Survey of Data-driven Newsvendor: Unified Analysis and Spectrum of Achievable Regrets
Zhuoxin Chen, Will Ma
TL;DR
This work provides a unified, quantitative analysis of data-driven Newsvendor decisions when the demand distribution is unknown. By introducing the $(\beta,\gamma,\zeta)$-clustered distribution concept, it characterizes how closely the empirical decision tracks the optimal one and derives regret bounds that span the full spectrum from $O(n^{-1/2})$ to $O(n^{-1})$ for high-probability and expectation benchmarks. It also establishes tight additive lower bounds via a Hellinger-distance-based construction, showing that no algorithm can surpass the identified rates across the spectrum. Simulations on common demand distributions validate the theory and reveal crossover behavior driven by sample size and distribution-local clustering. The results offer a complete, data-size-aware picture of learnability for Newsvendor decisions and guide practitioners on when SAA suffices or when robust alternatives are warranted.
Abstract
In the Newsvendor problem, the goal is to guess the number that will be drawn from some distribution, with asymmetric consequences for guessing too high vs. too low.
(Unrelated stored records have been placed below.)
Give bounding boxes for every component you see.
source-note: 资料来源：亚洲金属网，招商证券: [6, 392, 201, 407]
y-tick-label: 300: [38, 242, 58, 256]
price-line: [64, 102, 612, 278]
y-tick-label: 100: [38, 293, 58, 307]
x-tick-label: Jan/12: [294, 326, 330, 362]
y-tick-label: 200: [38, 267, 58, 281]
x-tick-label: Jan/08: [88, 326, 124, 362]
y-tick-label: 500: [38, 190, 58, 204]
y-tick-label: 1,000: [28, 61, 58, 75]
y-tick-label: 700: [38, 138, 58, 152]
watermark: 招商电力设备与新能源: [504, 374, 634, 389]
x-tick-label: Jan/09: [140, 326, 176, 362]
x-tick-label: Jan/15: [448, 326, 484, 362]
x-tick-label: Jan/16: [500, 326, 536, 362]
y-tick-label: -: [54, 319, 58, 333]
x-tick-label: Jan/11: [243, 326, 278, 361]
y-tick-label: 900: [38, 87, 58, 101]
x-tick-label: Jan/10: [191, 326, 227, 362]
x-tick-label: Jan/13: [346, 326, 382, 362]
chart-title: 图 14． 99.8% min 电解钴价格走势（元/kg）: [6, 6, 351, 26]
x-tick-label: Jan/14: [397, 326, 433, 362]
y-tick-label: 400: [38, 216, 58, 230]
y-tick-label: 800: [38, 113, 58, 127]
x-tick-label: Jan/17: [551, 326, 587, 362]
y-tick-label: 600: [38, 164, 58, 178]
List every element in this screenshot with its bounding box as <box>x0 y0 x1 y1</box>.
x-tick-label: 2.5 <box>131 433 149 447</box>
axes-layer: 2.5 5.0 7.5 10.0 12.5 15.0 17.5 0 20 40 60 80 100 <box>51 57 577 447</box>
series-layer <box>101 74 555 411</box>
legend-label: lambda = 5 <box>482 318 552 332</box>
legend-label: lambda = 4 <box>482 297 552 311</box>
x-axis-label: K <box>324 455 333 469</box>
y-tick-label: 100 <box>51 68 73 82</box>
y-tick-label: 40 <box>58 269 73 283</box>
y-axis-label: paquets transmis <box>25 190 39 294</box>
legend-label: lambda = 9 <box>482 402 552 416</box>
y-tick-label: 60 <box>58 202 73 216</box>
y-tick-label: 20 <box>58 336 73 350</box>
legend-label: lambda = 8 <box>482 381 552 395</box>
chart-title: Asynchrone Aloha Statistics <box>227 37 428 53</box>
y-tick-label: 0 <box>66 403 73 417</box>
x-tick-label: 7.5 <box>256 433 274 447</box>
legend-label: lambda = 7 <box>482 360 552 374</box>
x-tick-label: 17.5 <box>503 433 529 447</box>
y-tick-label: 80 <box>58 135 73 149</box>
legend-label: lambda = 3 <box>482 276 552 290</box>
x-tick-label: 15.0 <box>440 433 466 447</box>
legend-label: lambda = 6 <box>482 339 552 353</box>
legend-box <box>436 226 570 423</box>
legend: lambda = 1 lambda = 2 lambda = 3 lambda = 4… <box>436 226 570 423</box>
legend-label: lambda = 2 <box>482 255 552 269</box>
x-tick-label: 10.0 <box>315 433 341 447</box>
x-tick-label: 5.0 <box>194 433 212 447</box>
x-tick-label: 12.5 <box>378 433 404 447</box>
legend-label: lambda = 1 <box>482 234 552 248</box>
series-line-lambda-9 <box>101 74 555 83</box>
In the data-driven version, the distribution is unknown, and one must work with samples from the distribution. Data-driven Newsvendor has been studied under many variants: additive vs. multiplicative regret, high probability vs. expectation bounds, and different distribution classes. This paper studies all combinations of these variants, filling in many gaps in the literature and simplifying many proofs. In particular, we provide a unified analysis based on the notion of clustered distributions, which in conjunction with our new lower bounds, shows that the entire spectrum of regrets between $1/\sqrt{n}$ and $1/n$ can be possible. Simulations on commonly-used distributions demonstrate that our notion is the "correct" predictor of empirical regret across varying data sizes.